Abstract

Severe acute respiratory syndrome coronavirus 2 (SARS-CoV-2) infection and coronavirus disease 2019 (COVID-19) represent a global pandemic with largely uncharacterized but dire public health consequences. COVID-19 is now increasingly recognized as a thromboinflammatory disease, where thrombotic coagulopathy and intravascular coagulation are closely linked to mortality and clinical outcomes.[1] [2] [3] [4] As thrombocytopenia, systemic microvascular thrombosis, and elevated D-dimer levels reflect COVID-19 severity,[1] [2] [3] [4] cellular effectors of hemostasis and thrombosis—especially platelets—likely participate in COVID-19 pathogenesis. However, specific roles for platelets in COVID-19 as disease drivers, biomarkers, and therapeutic targets remain unspecified. Here, we highlight how platelets may be affected by COVID-19 in a manner supporting pathology, which offers insights into COVID-19 susceptibility, progression, and resolution.
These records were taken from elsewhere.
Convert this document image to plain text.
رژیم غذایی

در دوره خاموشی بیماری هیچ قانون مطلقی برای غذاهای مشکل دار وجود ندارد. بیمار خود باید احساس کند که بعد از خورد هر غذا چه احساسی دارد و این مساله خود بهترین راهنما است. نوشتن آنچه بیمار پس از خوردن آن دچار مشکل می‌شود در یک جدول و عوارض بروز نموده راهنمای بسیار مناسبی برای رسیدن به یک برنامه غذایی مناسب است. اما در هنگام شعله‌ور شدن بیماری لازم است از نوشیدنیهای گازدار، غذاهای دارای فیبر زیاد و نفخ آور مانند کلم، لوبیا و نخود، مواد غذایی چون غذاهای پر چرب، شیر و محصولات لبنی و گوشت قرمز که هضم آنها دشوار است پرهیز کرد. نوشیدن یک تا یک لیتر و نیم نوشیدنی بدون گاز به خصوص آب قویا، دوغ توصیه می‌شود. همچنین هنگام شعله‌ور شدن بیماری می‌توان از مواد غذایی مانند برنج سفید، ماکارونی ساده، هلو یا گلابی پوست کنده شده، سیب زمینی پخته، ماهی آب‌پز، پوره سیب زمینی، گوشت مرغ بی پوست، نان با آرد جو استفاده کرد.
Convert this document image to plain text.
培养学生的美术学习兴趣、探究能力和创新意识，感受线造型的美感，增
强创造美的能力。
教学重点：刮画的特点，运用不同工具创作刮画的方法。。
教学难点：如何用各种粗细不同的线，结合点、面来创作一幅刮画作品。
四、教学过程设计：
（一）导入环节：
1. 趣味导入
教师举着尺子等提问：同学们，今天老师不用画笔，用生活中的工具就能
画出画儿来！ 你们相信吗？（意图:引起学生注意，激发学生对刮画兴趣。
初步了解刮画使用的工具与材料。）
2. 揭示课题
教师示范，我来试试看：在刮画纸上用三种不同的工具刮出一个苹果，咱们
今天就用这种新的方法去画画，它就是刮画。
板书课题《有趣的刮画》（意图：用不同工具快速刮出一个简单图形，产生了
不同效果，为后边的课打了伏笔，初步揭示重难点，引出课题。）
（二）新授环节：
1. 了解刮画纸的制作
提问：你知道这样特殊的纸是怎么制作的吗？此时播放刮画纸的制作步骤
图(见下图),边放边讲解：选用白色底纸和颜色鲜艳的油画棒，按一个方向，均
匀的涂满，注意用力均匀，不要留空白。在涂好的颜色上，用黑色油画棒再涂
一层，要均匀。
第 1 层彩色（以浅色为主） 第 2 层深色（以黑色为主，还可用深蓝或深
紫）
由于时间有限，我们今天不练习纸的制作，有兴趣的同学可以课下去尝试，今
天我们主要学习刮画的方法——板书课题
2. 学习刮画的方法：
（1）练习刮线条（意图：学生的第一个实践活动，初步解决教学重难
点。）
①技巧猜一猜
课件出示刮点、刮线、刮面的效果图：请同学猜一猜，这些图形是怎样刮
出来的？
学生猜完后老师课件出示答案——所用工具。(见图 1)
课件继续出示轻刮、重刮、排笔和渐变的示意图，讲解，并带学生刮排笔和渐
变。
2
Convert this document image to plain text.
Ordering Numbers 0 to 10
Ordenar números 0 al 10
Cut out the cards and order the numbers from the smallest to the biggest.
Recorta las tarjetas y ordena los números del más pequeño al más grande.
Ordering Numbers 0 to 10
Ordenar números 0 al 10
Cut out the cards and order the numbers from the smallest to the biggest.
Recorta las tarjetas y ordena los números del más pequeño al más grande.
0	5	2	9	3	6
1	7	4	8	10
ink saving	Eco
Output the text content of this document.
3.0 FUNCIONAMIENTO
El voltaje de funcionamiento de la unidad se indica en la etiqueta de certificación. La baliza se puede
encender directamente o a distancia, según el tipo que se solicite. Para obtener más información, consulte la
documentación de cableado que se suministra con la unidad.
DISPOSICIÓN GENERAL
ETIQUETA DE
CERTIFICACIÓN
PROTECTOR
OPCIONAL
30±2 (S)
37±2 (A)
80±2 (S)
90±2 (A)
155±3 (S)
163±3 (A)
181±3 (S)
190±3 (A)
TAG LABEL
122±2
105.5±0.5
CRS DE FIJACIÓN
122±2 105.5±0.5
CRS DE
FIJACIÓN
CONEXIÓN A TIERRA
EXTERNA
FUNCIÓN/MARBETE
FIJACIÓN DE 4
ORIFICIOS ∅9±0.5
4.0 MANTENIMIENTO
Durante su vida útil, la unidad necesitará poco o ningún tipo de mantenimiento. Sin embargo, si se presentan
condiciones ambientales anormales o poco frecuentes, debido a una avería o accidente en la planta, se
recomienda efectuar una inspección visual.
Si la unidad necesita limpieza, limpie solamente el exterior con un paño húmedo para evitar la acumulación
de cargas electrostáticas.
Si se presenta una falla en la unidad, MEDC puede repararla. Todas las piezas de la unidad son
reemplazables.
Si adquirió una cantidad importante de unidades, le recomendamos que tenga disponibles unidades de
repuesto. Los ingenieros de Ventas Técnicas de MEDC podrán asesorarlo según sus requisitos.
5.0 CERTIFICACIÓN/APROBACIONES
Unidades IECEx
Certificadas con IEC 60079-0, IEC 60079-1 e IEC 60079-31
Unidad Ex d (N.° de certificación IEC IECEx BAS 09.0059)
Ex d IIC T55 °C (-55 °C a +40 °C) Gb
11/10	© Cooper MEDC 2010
Like other viral infections and inflammatory states, COVID-19 likely involves alterations in platelet number, form, and function, or “platelet heterogeneity.”[5] [6] Knowledge gained over the past decade detailing mechanisms of platelet heterogeneity in inflammation and immune responses may help to gain ground in the battle against COVID-19. In turn, a surge of collaborative studies around COVID-19 pathogenesis may result in unique insights into platelet function critical to understanding and managing other inflammatory disease states.